以上のチェックポイントを踏まえれば、業務委託契約を結ぶ際のリスクをかなり軽減できます。それでも完全にリスクがゼロになるわけではなく、最終的には実態で判断されることを忘れないでください。契約期間中も定期的に「この扱いで問題ないか?」を見直し、不安な場合は専門家(社会保険労務士や弁護士)に相談することをおすすめします。
おわりに
パート・アルバイトと業務委託契約、それぞれの特徴や最新トピックを網羅的に解説してきました。総括すると、「どちらが有利か」一概に言えず、業務内容や期間、人件費予算、求めるスキルや責任範囲によって最適解は異なるでしょう。コスト面では業務委託が有利でも、長期的な戦力化やノウハウ蓄積にはパート雇用が適している場合もあります。人事担当者としては、法令遵守は大前提としつつ、自社の状況に合わせた人材活用策を柔軟に検討することが大切です。
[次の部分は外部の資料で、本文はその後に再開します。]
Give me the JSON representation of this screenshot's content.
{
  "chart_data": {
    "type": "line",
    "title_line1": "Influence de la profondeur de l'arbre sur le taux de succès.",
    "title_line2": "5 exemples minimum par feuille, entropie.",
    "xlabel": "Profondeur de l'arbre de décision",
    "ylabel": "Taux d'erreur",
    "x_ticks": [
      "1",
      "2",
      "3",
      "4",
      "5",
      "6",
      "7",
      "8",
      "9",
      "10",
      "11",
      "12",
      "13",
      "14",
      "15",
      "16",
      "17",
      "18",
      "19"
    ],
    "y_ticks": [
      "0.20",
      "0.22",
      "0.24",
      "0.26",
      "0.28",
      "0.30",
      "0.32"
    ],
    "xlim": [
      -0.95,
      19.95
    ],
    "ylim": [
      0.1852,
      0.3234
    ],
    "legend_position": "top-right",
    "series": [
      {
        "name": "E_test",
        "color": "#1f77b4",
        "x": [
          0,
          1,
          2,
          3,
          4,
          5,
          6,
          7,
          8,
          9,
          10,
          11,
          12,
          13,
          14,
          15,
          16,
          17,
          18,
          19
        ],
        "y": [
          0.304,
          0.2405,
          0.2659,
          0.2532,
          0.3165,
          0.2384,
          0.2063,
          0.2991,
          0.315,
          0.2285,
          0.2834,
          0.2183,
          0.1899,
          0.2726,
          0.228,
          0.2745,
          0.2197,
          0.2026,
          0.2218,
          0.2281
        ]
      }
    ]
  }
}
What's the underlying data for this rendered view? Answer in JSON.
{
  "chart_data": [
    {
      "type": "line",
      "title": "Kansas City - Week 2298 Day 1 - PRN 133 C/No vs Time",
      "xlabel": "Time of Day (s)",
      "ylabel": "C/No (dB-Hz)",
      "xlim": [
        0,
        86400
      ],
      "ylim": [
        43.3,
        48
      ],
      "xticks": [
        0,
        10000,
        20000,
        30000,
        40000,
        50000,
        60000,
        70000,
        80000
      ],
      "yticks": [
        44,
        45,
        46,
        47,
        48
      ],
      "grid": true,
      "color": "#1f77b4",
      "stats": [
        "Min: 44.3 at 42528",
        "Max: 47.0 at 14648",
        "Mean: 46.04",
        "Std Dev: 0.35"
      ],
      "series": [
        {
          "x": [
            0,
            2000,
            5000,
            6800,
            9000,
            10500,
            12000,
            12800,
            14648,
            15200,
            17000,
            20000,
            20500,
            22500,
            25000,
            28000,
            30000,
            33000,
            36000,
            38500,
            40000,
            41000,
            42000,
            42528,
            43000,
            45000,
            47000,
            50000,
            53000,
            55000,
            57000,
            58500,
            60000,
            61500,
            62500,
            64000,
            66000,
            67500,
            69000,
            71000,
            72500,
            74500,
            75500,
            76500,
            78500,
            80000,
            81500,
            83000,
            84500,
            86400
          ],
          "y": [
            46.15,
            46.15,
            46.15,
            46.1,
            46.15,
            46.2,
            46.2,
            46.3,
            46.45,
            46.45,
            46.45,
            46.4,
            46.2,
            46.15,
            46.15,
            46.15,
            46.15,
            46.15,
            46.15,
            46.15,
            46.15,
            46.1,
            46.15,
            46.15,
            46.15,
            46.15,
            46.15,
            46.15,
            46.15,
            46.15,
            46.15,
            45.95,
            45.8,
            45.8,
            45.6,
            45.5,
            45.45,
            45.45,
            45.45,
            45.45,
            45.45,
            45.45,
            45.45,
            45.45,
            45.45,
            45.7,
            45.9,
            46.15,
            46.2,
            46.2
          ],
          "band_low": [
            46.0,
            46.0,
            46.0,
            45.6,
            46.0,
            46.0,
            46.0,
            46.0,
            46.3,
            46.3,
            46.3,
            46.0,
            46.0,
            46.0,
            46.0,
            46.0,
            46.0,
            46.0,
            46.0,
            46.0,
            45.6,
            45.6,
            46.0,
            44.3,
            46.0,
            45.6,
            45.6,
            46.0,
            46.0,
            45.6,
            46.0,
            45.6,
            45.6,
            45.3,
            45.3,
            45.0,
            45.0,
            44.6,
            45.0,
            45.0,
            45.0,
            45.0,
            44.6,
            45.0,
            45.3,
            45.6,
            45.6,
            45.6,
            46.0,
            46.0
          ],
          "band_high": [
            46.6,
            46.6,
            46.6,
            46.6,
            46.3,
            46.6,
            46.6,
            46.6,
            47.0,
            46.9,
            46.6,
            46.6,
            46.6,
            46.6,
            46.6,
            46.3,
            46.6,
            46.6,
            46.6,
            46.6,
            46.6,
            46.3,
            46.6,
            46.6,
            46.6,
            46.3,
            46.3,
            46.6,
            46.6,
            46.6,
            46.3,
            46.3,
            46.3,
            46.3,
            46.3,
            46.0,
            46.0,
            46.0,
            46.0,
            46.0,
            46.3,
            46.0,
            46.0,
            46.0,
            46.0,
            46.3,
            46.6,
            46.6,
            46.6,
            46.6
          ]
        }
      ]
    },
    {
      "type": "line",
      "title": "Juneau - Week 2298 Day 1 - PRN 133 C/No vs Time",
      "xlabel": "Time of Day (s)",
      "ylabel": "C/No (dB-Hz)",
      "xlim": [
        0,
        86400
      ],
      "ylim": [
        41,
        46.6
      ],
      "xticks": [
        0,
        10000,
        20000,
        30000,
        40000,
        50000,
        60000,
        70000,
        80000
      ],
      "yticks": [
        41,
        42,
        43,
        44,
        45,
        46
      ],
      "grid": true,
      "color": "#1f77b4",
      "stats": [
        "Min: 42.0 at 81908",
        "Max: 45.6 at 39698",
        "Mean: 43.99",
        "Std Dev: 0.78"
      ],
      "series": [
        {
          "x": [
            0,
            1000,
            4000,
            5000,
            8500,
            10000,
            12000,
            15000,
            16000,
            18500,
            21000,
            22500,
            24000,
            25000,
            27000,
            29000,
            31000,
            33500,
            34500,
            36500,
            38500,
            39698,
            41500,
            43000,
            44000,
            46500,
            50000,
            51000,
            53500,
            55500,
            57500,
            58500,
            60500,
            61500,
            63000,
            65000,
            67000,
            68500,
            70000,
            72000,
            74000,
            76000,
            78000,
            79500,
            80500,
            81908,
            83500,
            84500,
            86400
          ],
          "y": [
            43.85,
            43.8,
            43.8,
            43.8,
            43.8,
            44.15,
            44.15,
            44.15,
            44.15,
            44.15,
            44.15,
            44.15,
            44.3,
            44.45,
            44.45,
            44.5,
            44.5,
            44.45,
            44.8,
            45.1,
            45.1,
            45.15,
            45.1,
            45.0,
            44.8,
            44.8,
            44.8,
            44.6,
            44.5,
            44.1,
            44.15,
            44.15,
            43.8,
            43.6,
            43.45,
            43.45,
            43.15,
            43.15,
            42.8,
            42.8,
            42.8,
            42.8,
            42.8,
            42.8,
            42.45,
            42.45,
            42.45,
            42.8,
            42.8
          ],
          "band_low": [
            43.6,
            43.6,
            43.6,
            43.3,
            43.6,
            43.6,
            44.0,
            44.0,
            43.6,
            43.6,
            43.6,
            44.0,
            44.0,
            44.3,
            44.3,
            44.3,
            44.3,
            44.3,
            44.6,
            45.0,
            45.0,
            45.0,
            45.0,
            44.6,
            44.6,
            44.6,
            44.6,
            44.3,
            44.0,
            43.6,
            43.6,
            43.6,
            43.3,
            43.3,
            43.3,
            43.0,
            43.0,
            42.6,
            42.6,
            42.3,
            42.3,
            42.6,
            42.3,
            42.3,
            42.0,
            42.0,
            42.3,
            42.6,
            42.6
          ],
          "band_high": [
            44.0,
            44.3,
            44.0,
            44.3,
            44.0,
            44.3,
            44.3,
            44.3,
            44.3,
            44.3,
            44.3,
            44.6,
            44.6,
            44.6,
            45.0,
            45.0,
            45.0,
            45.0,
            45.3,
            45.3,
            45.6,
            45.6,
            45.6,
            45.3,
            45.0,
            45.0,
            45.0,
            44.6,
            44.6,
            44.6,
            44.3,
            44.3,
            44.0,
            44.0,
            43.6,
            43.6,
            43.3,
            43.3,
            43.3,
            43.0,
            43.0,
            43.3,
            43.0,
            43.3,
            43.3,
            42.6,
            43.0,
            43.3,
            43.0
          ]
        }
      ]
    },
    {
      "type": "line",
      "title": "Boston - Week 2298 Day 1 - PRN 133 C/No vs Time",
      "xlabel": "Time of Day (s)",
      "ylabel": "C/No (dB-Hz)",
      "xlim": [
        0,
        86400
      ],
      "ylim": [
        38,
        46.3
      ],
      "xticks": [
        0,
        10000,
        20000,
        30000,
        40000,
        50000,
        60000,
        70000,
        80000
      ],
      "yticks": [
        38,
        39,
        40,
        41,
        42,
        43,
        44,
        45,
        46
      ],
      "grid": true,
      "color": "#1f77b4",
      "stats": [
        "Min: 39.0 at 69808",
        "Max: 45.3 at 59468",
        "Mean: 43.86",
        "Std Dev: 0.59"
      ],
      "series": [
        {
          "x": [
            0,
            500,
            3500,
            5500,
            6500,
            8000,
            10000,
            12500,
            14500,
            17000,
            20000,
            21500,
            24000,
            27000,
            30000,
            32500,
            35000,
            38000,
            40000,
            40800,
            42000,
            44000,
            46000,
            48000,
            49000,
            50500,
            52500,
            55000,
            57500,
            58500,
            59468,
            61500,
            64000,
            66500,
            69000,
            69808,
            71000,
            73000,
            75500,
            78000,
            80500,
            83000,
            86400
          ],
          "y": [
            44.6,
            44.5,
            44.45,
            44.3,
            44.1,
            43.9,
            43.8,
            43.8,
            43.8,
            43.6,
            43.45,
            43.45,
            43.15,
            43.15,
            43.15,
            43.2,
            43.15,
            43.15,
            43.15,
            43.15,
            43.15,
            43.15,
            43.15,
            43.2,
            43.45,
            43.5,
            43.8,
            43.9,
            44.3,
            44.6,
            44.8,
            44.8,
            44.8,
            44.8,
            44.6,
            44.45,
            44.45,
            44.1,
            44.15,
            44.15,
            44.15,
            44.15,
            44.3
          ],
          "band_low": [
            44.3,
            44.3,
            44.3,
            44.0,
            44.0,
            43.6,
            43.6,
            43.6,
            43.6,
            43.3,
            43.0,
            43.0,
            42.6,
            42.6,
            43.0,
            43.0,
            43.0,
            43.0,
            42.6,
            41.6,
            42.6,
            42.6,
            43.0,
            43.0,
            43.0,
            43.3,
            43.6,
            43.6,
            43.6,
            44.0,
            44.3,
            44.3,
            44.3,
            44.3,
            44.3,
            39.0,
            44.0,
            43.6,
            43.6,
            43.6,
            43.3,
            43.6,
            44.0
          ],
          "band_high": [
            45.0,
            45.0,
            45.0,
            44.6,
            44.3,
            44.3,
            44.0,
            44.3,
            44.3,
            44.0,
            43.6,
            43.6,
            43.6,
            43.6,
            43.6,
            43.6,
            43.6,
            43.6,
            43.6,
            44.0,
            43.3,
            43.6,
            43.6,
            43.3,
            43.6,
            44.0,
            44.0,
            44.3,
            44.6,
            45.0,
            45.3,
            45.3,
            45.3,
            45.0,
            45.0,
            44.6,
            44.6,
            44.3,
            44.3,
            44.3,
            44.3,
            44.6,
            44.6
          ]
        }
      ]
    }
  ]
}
最後に、判断に迷った際のキーワードは「実態」と「公平」です。実態として社員同然に働く人は正しく雇用し、公平に待遇する。一方、独立事業主に任せる仕事は契約のケジメをつけ、公正な取引条件で委託する。この基本を踏み外さなければ、大きなリスクは避けられるはずです。本ガイドが皆様の実務のお役に立てば幸いです。